Arithmetic progression :$a_n=\{a,a+d,a+2d,...,a+nd,...\}$

Geometric progression :$b_n=\{b,bq,bq^2,...,bq^n,...\}$

if : $a_r,a_s,a_t,$ be a Geometric progression($b_n$)

then : What is q?

my way : let :$r>s>t$

$$ a_{r} =a +(r-1)d $$ $$ a_{s} =a +(s-1)d $$ $$ a_{t} =a +(t-1)d $$

$$ a_{s}^{2} =a_{r} a_{t} \Rightarrow a^{2} +2ad(s-1)+ d^{2}(s-1)^{2} =a^{2}+ad(r+t-2)+d^{2}(r-1)(t-1)$$

$$ 2a(s-1)+ d(s-1)^{2} =a(r+t-2)+d(r-1)(t-1)=$$ $$ 2as-ar-at=2sd-dt-dr-d s^{2} +drt \Rightarrow $$ $$a= \frac{d(2s-t-r-s^{2} +rt)}{2s-r-t} $$ $$ \frac{a_{r}}{a_{t}} = \frac{a +(r-1)d}{a +(t-1)d} $$ $$ \frac{d(2s-t-r-s^{2} +rt)}{2s-r-t}+ (r-1)d= $$ $$d \frac{2s-t-r-s^{2} +rt+2rs- r^{2}-rt-2s+r+t }{2s-r-t} = $$ $$ d \frac{-s^{2} -d \frac{ (r-s)^{2}}{2s-r-t} +2rs- r^{2}}{2s-r-t}=-d \frac{ (r-s)^{2}}{2s-r-t} $$

$$ -d \frac{ (s-t)^{2}}{2s-r-t} $$

$$ q^{2}=\frac{a_{r}}{a_{t}}= \frac{(r-s)^{2}}{(s-t)^{2}} $$

There is simpler method?

Answer 1

We have that $a_r = a + (r-1)d$ and that $a_s = a+(s-1)d$. Thus, $$a_r - a_s = (r-s)d \Rightarrow r-s = \frac{a_r - a_s}{d} = \frac{a_r(1-q)}{d} \tag{1}$$ since, $a_s = a_r (q)$ and $a_t = a_r (q)^2$ where $q$ is the common ratio of the G.P.

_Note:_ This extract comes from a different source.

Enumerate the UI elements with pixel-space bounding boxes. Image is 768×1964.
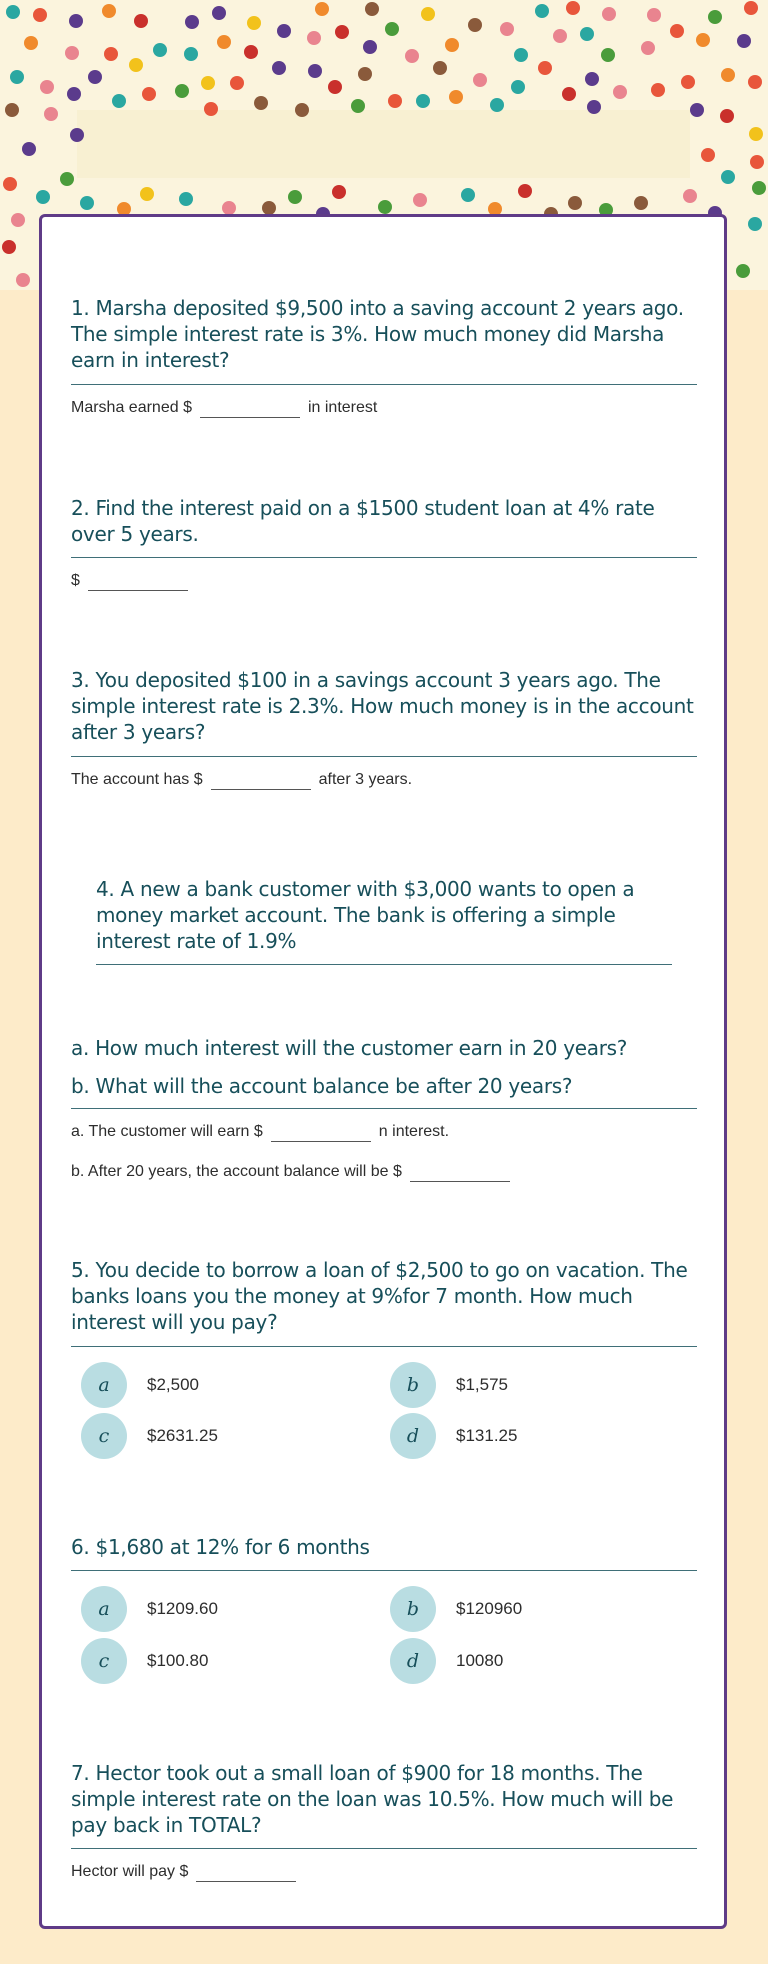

Similarly, $\displaystyle s-t = \frac{a_s(1-q)}{d} \tag{2}$ Thus, $$\frac{(1)}{(2)} = \frac{r-s}{s-t} = \frac{a_r}{a_s} = \frac{1}{q}$$ and I hope you can take it from here.

Answer 2

Let the three terms in the AP be $$\begin{aligned} &a_r=A-(s-r)d\\ &a_s=A\\ &a_t=A+(t-r)d\end{aligned}$$

Common ratio of GP, $$q=\frac {\overbrace{\;\;\;A\;\;\;}^P}{\underbrace{A-(s-r)d}_{R}}=\frac {\overbrace{A+(t-s)d}^Q}{\underbrace{\;\;\;A\;\;\;}_S}=\color{red}{\frac {\overbrace{t-s}^{\color{green}{Q-P}}}{\underbrace{s-r}_{\color{green}{S-R}}}}$$

(see also my solution to another recent question which is quite similar)